When you’re ready to translate using your models, put the string(s) you want to translate into a file and run the following:

onmt_translate --model data/my_aws-model_step_10000.pt \\
--src data/text-to-be-translated.txt \\
--output data/output.txt 
--verbose --replace_unk

And, as you saw in Google Colab, if you want to retrain, you can run the same command line with -train_from my_model_step_nnnnn.pt to continue training.

Some caveats:

  • Don’t make the spot instance request persistent unless you’ve got some user data or init script set up that picks up and restarts training where you left off (this is totally doable, but I haven’t implemented it yet myself. Luckily, I was only losing .20/hour or something and it didn’t cut into my Alexabucks, but you can imagine how that sort of thing might cause trouble.

  • You’ll also want to go into S3 and prune unneeded models. They’re pretty big and if you’re like me, you take a lot of checkpoints (good because you never know when training will be interrupted! But bad because they’re huge files) and many aren’t needed.

Here’s a pretty dumb command I use to figure out which models I want to delete, where opennmt-train.log is the log file with data (if you use my eoat-trains3 script, this is where it logs by default) and 5 is the beginning of the accuracy I was looking to delete – at the time, I wanted to keep my 60+ accuracy models, and zap the 50+ (this doesn’t delete anything, just lists them for you and you can then manually delete what you want):

for i in `ls *000.pt |awk -F "_|.pt" '{print $3}'`; do
grep $i opennmt-train.log |grep "acc:  5" |awk -F" |/" '{print $3}';
done;

Conclusions

If you’re going for speed and ease-of-use, Google Colab is ace. It takes minutes to set up and get running, and is totally free. You can quickly and easily share your notebooks with others. However, you do have to stay connected the entire time, you’re limited to 12 hour training sessions, and sometimes get disconnected when you least expect it. You should always set your checkpoints pretty low here. Google Colab also runs in a mobile browser. It’s not pleasant, but it absolutely works and is a little mind-blowing.
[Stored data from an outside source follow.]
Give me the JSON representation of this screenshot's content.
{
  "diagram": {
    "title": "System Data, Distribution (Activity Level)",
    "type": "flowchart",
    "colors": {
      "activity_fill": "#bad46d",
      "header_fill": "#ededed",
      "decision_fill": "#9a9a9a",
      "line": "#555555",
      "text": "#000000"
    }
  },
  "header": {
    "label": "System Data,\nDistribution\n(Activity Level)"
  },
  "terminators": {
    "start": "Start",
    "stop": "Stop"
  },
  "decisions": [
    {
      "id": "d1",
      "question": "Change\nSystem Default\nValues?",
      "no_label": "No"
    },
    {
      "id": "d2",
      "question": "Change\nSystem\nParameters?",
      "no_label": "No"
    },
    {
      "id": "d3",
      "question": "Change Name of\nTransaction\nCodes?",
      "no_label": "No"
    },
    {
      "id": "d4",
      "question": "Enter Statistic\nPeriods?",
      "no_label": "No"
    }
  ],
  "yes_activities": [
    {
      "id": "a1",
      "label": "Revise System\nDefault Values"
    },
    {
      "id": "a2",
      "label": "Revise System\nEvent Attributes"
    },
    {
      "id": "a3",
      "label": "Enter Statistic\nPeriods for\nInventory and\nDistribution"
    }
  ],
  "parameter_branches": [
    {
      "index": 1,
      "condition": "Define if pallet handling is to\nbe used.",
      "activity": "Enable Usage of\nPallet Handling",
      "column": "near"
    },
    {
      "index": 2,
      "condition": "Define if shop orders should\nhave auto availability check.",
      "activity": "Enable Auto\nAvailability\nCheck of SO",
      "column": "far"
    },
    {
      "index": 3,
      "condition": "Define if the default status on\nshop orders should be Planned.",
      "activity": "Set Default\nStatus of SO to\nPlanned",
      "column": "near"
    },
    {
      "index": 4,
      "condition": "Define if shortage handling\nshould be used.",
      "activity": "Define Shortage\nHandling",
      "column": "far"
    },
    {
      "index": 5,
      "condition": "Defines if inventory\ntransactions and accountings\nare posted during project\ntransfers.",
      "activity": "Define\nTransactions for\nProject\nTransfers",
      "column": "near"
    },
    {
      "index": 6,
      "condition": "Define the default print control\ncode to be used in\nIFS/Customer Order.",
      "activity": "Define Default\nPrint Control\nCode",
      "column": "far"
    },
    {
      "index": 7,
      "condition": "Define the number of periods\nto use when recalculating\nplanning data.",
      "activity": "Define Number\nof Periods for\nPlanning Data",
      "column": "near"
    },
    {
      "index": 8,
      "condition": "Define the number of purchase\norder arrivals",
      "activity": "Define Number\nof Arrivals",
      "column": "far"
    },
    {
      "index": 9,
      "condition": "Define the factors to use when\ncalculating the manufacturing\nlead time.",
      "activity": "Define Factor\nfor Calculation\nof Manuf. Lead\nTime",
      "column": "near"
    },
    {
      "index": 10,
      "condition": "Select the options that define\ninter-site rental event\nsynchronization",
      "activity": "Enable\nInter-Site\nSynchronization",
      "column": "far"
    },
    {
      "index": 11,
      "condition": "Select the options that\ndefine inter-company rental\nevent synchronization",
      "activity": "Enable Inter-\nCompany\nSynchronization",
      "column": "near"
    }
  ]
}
If you want a little more reliability and control over your environment and don’t mind paying and a more complicated initial setup, EC2 wins. You can also spring for a dedicated instance where you never have to worry about being interrupted.

Given both options, you can see why I’ve been passing models back and forth between them like 1.5GB ping pong balls. Or medicine balls, I guess, is more appropriate.

Overall, I’ve gotta say…we live in a charmed time (technology-wise, at least). It’s amazing that we’ve got this kind of computing power at our fingertips and anyone can use it to get a data science job done, no matter who or where they are.